The White House South Lawn would never have become home to America’s best-known Easter egg roll if Congress hadn’t first passed a fun-spoiling law that denied local children access to the most popular egg-rolling venue of the 1870s: Capitol Hill.
Blame Andrew Johnson’s family for starting the trend: according to the Clinton White House, Johnson’s grandchildren dyed eggs on Easter Sunday to roll the next day on the Capitol grounds, while the First Lady supervised from the South Portico. (Other sources say the tradition goes back to James Madison’s presidency.) The trend caught on, and in the years that followed, the Easter Monday roll drew families for daylong picnics while “children rolled both their hard-boiled eggs and themselves down the lush green hills.”
A particularly raucous roll in 1876 took a sulfurous toll on the Capitol grounds, and Congress fought back. Citing an inadequate landscaping budget, it passed a law forbidding the grounds from being “used as a children’s playground,” starting in 1877. While that year’s egg roll was rained out anyway, President Hayes saved the day the following year by opening the White House grounds for the occasion.
The games have changed over the years, from egg picking (hitting another hard-boiled egg with your own, hoping to crack the other egg without cracking yours) to egg croquet (in which hollowed eggshells are propelled through croquet hoops — very carefully — using fans). Today’s most popular event, the egg race, wasn’t introduced until 1974, by the Nixons.

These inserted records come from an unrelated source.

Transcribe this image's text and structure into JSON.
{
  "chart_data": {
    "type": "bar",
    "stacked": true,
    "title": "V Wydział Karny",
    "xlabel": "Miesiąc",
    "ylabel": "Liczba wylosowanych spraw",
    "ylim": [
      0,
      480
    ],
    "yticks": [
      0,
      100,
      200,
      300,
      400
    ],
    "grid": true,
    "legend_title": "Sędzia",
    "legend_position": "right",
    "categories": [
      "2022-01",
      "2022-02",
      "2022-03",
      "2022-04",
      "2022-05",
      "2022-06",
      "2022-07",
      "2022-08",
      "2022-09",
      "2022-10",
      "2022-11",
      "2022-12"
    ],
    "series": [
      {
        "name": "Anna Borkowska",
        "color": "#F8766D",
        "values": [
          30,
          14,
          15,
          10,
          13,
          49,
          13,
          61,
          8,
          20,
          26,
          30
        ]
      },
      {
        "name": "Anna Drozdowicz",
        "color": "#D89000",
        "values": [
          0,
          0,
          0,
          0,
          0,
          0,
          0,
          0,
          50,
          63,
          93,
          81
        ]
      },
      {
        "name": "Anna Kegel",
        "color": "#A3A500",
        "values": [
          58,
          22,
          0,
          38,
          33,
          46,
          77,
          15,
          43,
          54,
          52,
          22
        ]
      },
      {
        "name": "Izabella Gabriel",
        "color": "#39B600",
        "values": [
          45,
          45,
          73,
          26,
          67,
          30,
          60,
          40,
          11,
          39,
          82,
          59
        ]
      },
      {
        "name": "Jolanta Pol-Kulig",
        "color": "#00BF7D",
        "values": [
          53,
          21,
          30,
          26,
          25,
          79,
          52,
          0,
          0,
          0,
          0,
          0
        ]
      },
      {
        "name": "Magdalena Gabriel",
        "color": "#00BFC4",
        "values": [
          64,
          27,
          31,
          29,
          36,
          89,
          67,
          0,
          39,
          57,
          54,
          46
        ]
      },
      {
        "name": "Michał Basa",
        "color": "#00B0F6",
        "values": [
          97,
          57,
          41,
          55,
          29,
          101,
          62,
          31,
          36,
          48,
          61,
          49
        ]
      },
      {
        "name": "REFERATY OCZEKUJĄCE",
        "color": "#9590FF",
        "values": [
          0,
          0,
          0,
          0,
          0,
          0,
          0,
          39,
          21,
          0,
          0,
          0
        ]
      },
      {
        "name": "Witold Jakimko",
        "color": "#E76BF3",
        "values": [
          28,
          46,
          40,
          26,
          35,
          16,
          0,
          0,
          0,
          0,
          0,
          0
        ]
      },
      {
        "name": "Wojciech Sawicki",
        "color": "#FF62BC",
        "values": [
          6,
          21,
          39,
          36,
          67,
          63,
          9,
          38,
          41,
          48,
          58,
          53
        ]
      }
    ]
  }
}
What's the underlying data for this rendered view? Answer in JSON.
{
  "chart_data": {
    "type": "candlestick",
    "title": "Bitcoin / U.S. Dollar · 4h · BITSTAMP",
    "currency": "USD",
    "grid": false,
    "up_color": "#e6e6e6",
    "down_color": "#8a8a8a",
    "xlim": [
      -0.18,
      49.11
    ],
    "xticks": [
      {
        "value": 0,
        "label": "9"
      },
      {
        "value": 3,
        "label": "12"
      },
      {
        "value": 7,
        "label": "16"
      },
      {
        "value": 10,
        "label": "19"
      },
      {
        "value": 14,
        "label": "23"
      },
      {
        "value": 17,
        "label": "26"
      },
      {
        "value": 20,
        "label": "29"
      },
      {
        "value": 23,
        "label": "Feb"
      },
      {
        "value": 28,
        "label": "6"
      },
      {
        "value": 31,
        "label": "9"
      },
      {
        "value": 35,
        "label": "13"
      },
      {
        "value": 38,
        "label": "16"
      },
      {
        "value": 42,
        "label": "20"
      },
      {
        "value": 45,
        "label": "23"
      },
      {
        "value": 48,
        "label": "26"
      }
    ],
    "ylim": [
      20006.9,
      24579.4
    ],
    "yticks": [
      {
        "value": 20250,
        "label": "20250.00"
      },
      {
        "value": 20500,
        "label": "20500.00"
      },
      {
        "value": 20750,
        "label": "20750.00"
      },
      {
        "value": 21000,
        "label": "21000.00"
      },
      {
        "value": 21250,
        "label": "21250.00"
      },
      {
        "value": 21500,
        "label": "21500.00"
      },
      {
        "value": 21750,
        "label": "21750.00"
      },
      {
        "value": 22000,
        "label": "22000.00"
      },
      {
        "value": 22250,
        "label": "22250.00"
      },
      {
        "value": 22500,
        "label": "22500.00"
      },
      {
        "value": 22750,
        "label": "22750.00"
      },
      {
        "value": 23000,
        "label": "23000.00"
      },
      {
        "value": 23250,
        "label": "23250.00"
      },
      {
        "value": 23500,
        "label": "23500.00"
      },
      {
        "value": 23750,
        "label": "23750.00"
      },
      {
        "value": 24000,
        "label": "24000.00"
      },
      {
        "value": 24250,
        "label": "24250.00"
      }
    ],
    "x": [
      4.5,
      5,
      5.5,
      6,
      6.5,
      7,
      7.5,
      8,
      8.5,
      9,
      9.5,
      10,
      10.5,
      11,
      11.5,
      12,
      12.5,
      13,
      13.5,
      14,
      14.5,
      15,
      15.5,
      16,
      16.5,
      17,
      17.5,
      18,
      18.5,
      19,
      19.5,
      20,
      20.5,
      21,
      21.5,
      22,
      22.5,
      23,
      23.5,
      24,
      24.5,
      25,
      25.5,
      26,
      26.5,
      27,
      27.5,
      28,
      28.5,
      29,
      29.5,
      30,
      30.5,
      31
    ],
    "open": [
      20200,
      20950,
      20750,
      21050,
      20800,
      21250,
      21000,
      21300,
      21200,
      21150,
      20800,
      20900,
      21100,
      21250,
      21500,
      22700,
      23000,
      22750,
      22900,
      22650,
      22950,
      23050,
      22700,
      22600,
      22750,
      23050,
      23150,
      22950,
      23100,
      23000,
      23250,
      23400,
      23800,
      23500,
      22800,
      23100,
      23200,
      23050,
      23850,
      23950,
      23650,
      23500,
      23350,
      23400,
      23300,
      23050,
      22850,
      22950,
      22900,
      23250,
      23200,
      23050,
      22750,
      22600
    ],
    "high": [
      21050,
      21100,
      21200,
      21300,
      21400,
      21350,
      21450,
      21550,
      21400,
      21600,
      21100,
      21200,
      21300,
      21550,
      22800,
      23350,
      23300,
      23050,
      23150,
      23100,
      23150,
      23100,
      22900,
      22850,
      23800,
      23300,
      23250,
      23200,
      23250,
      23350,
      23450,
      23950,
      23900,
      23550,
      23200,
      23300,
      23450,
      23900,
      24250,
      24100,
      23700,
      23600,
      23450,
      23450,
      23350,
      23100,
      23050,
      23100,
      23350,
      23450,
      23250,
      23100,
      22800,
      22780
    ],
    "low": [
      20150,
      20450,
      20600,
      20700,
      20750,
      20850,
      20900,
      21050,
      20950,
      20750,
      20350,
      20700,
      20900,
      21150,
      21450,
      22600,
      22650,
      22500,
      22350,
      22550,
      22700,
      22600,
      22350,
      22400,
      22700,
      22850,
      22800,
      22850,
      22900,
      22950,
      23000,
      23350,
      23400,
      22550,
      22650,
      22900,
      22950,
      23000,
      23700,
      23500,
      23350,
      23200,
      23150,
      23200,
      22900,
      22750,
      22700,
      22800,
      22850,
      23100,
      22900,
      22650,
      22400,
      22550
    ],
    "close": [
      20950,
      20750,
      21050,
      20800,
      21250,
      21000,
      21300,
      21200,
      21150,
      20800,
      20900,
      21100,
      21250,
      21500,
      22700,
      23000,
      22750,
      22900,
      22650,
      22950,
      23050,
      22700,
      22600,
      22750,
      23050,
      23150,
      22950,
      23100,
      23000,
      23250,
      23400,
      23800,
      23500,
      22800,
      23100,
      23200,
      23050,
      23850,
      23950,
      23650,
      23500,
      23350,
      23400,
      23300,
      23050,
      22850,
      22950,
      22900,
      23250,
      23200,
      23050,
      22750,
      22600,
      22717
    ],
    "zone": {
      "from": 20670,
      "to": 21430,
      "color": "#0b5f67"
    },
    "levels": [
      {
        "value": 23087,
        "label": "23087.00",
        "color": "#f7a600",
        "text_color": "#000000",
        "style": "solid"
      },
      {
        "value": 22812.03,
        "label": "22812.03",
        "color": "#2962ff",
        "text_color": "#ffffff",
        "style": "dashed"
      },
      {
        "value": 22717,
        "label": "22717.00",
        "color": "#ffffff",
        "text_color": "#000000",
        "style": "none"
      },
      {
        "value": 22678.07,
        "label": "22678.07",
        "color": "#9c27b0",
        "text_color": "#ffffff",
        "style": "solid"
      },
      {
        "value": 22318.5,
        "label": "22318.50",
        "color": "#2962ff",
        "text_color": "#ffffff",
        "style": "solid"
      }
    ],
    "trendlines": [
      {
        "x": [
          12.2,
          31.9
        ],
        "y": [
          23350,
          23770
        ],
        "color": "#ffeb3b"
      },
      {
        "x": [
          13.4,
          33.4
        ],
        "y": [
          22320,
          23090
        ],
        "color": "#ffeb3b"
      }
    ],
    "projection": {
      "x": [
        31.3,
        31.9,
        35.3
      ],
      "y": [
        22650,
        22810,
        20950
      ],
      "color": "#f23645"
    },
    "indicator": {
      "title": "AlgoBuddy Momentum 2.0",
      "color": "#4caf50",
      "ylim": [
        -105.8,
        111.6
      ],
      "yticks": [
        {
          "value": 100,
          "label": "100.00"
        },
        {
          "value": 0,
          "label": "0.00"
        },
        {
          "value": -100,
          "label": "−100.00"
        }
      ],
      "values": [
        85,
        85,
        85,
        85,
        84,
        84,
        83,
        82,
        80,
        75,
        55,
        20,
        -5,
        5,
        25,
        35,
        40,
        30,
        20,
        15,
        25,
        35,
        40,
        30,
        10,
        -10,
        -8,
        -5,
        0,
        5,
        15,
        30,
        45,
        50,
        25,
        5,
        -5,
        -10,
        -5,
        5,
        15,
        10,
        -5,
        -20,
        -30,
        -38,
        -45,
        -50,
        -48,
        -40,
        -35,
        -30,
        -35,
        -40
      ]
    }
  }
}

And while egg rolling may have fallen out of favor in general, the White House egg roll never has; in fact, it’s the largest annual event held at the White House. These days, with demand outpacing lawn space, attendance is determined by lottery. But it has always drawn a diverse crowd, as an 1898 news report attests, proclaiming: “All sorts and conditions of children find their way to the president’s grounds to enjoy Easter Monday. Some of the children are beautifully dressed in silks and laces and have French nurses to watch over them and carry their eggs for them, while other little ones are dressed in very shabby garments with elbows out and toes peeping from their little shoes.”
(A 1902 report adds that, “The white and the negro leave questions of race domination rest for the day and mingle democratically.” And while gay and lesbian couples weren’t sure that their families were truly welcome at George W. Bush’s egg rolls, Obama formally welcomed them in 2009.)
One thing that hasn’t changed, however, is the mess. What the Capitol groundskeepers refused to do, the White House lawn crew has down to a science, as TIME reported in 1953, when President Eisenhower revived the tradition 12 years after it was suspended for World War II.
“The Eisenhowers really didn’t know what to expect,” TIME wrote, “but the gardeners began a week in advance preparing for the worst, installing storm fences, comfort stations and drinking fountains.”
The egg roll itself turned the South Lawn into a child-sized war zone that would take weeks to clean up, the story added: “By noon, the grounds were a dreadful mass of mashed eggs, gooey chocolate marshmallow, melting jelly beans and picnic midden. Most unexpected casualty: a press photographer lost both shoes.”